Quant finance focuses on extracting alpha from financial markets — finding and monetizing statistical patterns in price data. The work is heavily research-oriented, with extreme emphasis on statistical rigor and overfitting prevention. ML engineering at tech companies focuses on optimizing user experience metrics. Both fields use similar tools but for very different objectives and with different constraints.

What programming languages are most important for quantitative analysts?

C++ is essential for performance-critical trading system implementation at prop trading firms. Python is universally used for research and data analysis. R remains relevant for statistical modeling in some contexts. SQL and Kdb+/Q are used for tick database querying. Mathematical computing environments like Mathematica or MATLAB are used by some researchers.

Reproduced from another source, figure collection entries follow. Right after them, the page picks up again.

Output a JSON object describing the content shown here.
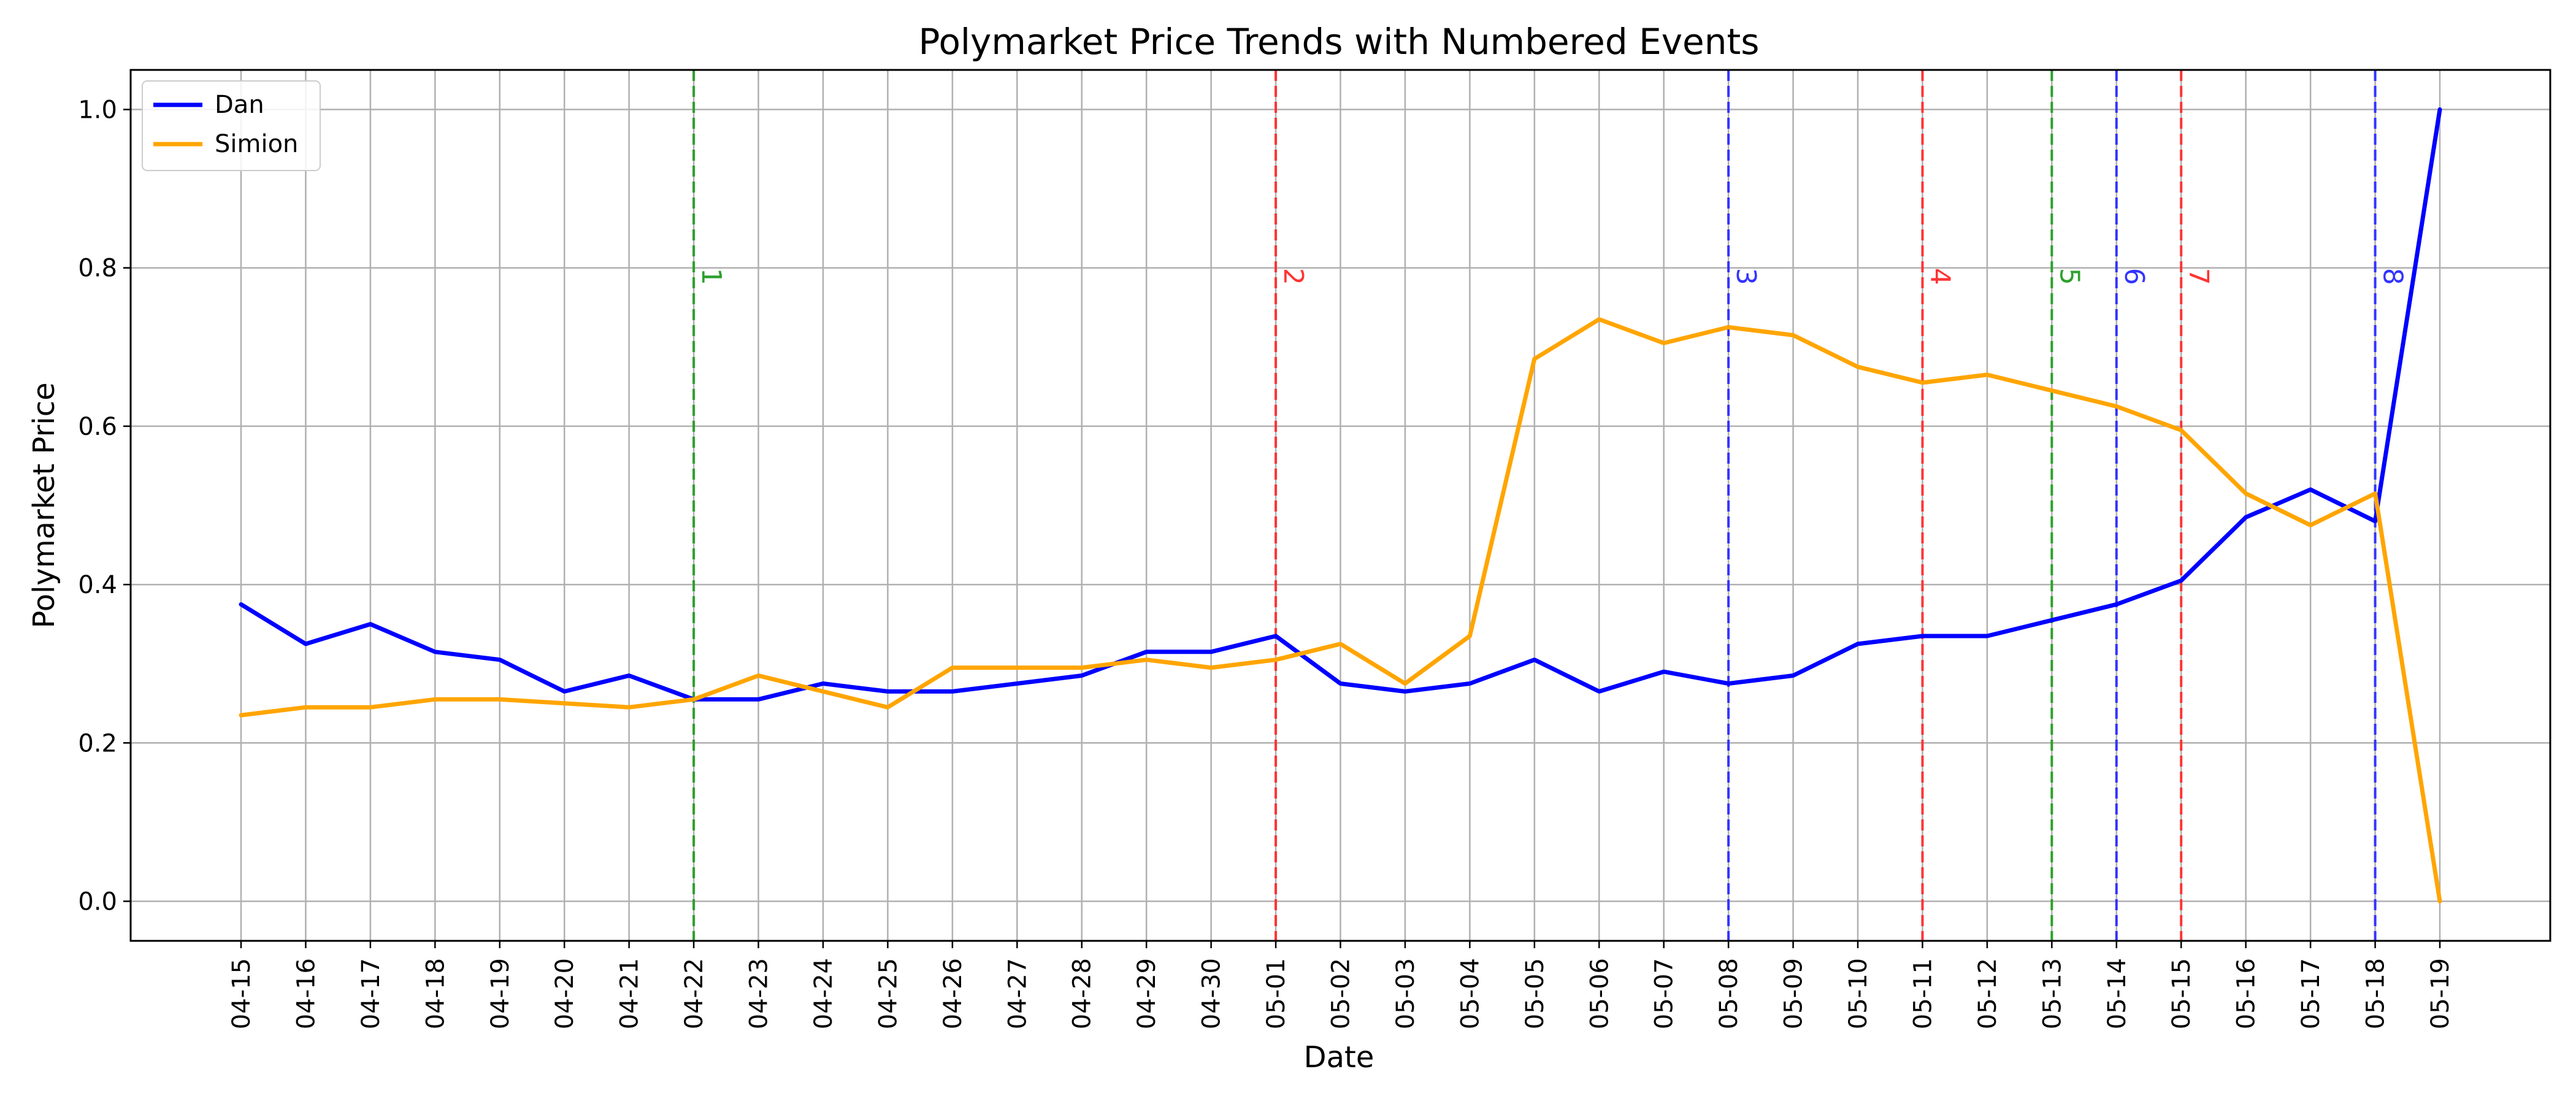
{
  "chart_data": {
    "type": "line",
    "title": "Polymarket Price Trends with Numbered Events",
    "xlabel": "Date",
    "ylabel": "Polymarket Price",
    "ylim": [
      -0.05,
      1.05
    ],
    "yticks": [
      "0.0",
      "0.2",
      "0.4",
      "0.6",
      "0.8",
      "1.0"
    ],
    "grid": true,
    "legend_position": "top-left",
    "x": [
      "04-15",
      "04-16",
      "04-17",
      "04-18",
      "04-19",
      "04-20",
      "04-21",
      "04-22",
      "04-23",
      "04-24",
      "04-25",
      "04-26",
      "04-27",
      "04-28",
      "04-29",
      "04-30",
      "05-01",
      "05-02",
      "05-03",
      "05-04",
      "05-05",
      "05-06",
      "05-07",
      "05-08",
      "05-09",
      "05-10",
      "05-11",
      "05-12",
      "05-13",
      "05-14",
      "05-15",
      "05-16",
      "05-17",
      "05-18",
      "05-19"
    ],
    "series": [
      {
        "name": "Dan",
        "color": "#0000ff",
        "values": [
          0.375,
          0.325,
          0.35,
          0.315,
          0.305,
          0.265,
          0.285,
          0.255,
          0.255,
          0.275,
          0.265,
          0.265,
          0.275,
          0.285,
          0.315,
          0.315,
          0.335,
          0.275,
          0.265,
          0.275,
          0.305,
          0.265,
          0.29,
          0.275,
          0.285,
          0.325,
          0.335,
          0.335,
          0.355,
          0.375,
          0.405,
          0.485,
          0.52,
          0.48,
          1.0
        ]
      },
      {
        "name": "Simion",
        "color": "#ffa500",
        "values": [
          0.235,
          0.245,
          0.245,
          0.255,
          0.255,
          0.25,
          0.245,
          0.255,
          0.285,
          0.265,
          0.245,
          0.295,
          0.295,
          0.295,
          0.305,
          0.295,
          0.305,
          0.325,
          0.275,
          0.335,
          0.685,
          0.735,
          0.705,
          0.725,
          0.715,
          0.675,
          0.655,
          0.665,
          0.645,
          0.625,
          0.595,
          0.515,
          0.475,
          0.515,
          0.0
        ]
      }
    ],
    "events": [
      {
        "label": "1",
        "date": "04-22",
        "color": "#2ca02c"
      },
      {
        "label": "2",
        "date": "05-01",
        "color": "#ff3333"
      },
      {
        "label": "3",
        "date": "05-08",
        "color": "#3333ff"
      },
      {
        "label": "4",
        "date": "05-11",
        "color": "#ff3333"
      },
      {
        "label": "5",
        "date": "05-13",
        "color": "#2ca02c"
      },
      {
        "label": "6",
        "date": "05-14",
        "color": "#3333ff"
      },
      {
        "label": "7",
        "date": "05-15",
        "color": "#ff3333"
      },
      {
        "label": "8",
        "date": "05-18",
        "color": "#3333ff"
      }
    ],
    "event_label_y": 0.8
  }
}
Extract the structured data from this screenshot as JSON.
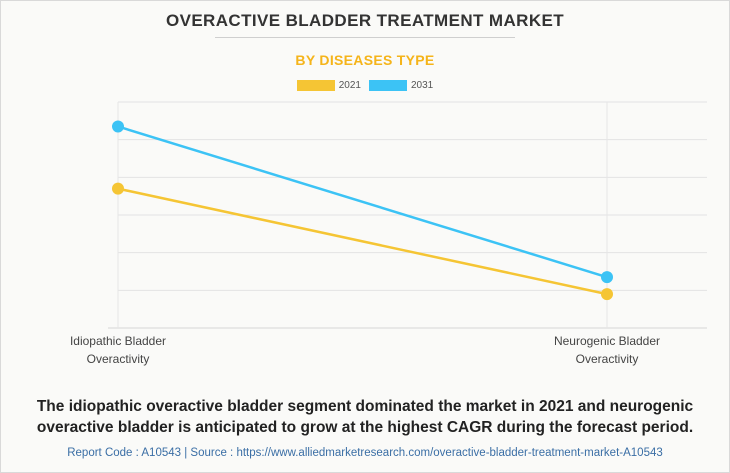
{
  "title": "OVERACTIVE BLADDER TREATMENT MARKET",
  "subtitle": "BY DISEASES TYPE",
  "colors": {
    "accent": "#f5b41a",
    "s2021": "#f5c534",
    "s2031": "#3cc3f5",
    "grid": "#e3e3e3"
  },
  "chart_data": {
    "type": "line",
    "title": "OVERACTIVE BLADDER TREATMENT MARKET",
    "subtitle": "BY DISEASES TYPE",
    "categories": [
      "Idiopathic Bladder\nOveractivity",
      "Neurogenic Bladder\nOveractivity"
    ],
    "series": [
      {
        "name": "2021",
        "values": [
          3.7,
          0.9
        ]
      },
      {
        "name": "2031",
        "values": [
          5.35,
          1.35
        ]
      }
    ],
    "ylim": [
      0,
      6
    ],
    "xlabel": "",
    "ylabel": "",
    "grid": true,
    "legend": "top-center",
    "unit_note": "values estimated from gridlines; axis not labeled"
  },
  "caption": "The idiopathic overactive bladder segment dominated the market in 2021 and neurogenic overactive bladder is anticipated to grow at the highest CAGR during the forecast period.",
  "footer": "Report Code : A10543  |  Source : https://www.alliedmarketresearch.com/overactive-bladder-treatment-market-A10543"
}
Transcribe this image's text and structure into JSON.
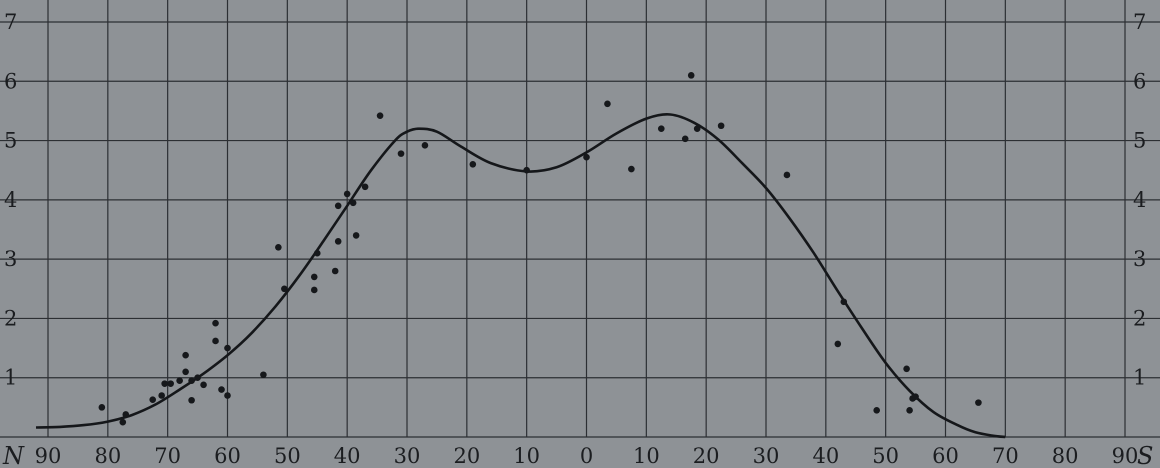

How competitive is the quant finance internship recruiting process?

Extremely competitive. Jane Street and DE Shaw internship acceptance rates are estimated at under 1%. Top quant firms recruit exclusively from the highest-achieving students at elite universities, typically via campus recruitment. Math olympiad backgrounds and competitive programming achievements are strong differentiators.

What is the work-life balance like at top quant firms?

Quant research roles at prop trading firms are demanding — 55–70 hour weeks are common, particularly during active research phases. However, unlike investment banking, the work is intellectually stimulating and the financial rewards are exceptional. Many researchers describe the culture as more academic and collaborative than competitive banking environments.